In many ways, my suspicion for what you're doing is that you might be better off just using distributed-process-async. If the server process needs to maintain some state - e.g., a database connection, OS resources, etc - then it makes sense to model it as a managed process. If you just want to proxy other cloud haskell processes that are doing more complex things and are addressable by name etc, then a stateless managed process will do the trick, but there is a risk of accidental complexity when dealing with cleanup operations.
The usual way to clean up once a managed process is shutting down, is to install a shutdown handler. This will run before the process exits, and can be used to ensure any acquired resources are released properly. Since you cannot link your warp thread to the managed process (which is running in CH land) easily, a sensible approach would probably be to start the managed process with a Timeout
value matching that of the warp http timeout value +/- 10%. That way, if the warp thread that spawned the managed process dies before it can ask the managed process server to stop, the server will automatically time itself out and cleanup before it goes.
Something I keep meaning to ask you...
Oh and I should point out that cleanup is one of the reasons why you'd normally arrange your process hierarchy in a supervision tree, such that when a branch shuts down, all the server processes perform their cleanup properly before restarting (or shutting down the supervisor, depending on the strategy chosen).
Yes to both questions 1 and 2 (in my current code which is essentially still the one in https://github.com/haskell-distributed/distributed-process/issues/306#issuecomment-277825991 ).
Cleanup is an interesting question in general, though AFAICT I don't have anything like open file handlers that needs cleaning up directly.
I do need to make sure that an async exception kills the Process
I am spawning per request as well.

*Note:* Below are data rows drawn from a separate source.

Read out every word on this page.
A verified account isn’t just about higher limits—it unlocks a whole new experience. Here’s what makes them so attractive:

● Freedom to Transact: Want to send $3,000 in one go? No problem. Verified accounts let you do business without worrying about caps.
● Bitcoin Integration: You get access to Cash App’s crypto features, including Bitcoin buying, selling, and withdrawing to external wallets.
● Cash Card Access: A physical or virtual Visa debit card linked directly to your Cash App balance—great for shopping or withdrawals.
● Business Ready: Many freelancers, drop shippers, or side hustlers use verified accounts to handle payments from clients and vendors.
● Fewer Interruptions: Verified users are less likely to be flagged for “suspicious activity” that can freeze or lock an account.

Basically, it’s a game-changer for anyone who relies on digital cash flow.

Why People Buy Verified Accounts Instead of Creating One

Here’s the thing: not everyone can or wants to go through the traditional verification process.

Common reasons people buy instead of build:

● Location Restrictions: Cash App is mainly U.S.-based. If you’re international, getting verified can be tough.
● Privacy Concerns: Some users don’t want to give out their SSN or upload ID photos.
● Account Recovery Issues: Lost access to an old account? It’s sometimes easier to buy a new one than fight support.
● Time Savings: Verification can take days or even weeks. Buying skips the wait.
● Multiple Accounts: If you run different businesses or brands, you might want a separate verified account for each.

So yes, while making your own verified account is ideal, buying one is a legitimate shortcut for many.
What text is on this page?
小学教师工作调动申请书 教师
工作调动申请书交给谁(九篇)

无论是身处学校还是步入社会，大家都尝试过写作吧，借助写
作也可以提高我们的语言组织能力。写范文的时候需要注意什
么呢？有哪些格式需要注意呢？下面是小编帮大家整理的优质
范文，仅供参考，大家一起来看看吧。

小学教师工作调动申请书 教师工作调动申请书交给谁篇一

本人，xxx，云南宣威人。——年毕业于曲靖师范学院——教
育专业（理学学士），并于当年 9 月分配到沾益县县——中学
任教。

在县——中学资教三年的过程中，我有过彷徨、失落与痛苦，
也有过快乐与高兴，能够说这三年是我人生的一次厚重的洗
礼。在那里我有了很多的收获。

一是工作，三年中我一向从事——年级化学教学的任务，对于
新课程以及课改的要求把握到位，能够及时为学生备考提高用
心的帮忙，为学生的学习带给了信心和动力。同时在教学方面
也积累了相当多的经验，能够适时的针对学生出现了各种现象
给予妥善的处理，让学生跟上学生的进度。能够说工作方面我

If I have a pool of handlers (+ a supervisor) then this issue doesn't arise. These are all questions for me though. I'll write it up when I find out what works best.
Closing this issue, as the handleExternal
stuff has now been merged and will be released shortly.
So we can compose STM actions inside a managed process definition, allow clients and servers that reside on the same node to communicate over STM channels, queues, etc.